Why are these phenomenon any more interesting than qualia? First there is only one material organization in the universe, brains, that mediate between the impinging mind-independent matter-energy universe and a subjective experience of qualia? Second, like the quantum world, our instruments cannot get there! Even if we knew in every instance what brain states evoke what qualia we would be no closer to answering the question: how does physics become subjective?

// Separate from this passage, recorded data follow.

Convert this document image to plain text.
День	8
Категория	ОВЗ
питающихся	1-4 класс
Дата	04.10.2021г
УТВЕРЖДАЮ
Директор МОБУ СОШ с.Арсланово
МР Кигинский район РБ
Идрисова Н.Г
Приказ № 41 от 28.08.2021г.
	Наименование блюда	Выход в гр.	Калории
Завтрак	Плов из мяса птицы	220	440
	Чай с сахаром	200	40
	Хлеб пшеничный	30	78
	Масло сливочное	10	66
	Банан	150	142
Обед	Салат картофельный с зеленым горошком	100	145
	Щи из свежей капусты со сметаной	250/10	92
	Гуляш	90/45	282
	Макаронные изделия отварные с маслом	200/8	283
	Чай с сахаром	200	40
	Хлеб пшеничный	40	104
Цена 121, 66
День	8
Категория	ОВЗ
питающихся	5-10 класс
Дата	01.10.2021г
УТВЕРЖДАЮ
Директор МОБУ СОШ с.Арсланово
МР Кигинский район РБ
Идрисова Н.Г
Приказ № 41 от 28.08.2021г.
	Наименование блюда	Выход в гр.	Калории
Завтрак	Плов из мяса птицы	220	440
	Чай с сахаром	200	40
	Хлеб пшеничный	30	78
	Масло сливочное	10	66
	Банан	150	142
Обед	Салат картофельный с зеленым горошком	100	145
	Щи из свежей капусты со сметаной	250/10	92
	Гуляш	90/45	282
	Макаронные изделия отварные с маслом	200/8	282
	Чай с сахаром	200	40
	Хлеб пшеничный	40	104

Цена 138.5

Chalmers has pointed out many times that this brain state business might go on, like any other complex matter-energy interaction, without evoking a subjective mirror of itself. Biologists surmise that having a consciousness, and therefore a control (presupposing free-will by the way) over behavior beyond what is possible for non-conscious (automatic and deterministic) neural activity has survival advantage. Ironically, biologists have answered a why question. Physics produces the subjective because it has survival advantage! Surely this is so. But it gets no closer to answering the question how physics evokes a subjective? What makes it possible for physics to have that effect?
Every other matter-energy transformation in the universe, every other emergent phenomenon both begin and end with matter-energy. This includes what goes on in brains! And yet at the same time, and only in brains, there comes to be a “subjective viewpoint”, a phenomenon that begins with matter-energy, but does not end with it. Is that not enough to make it interesting?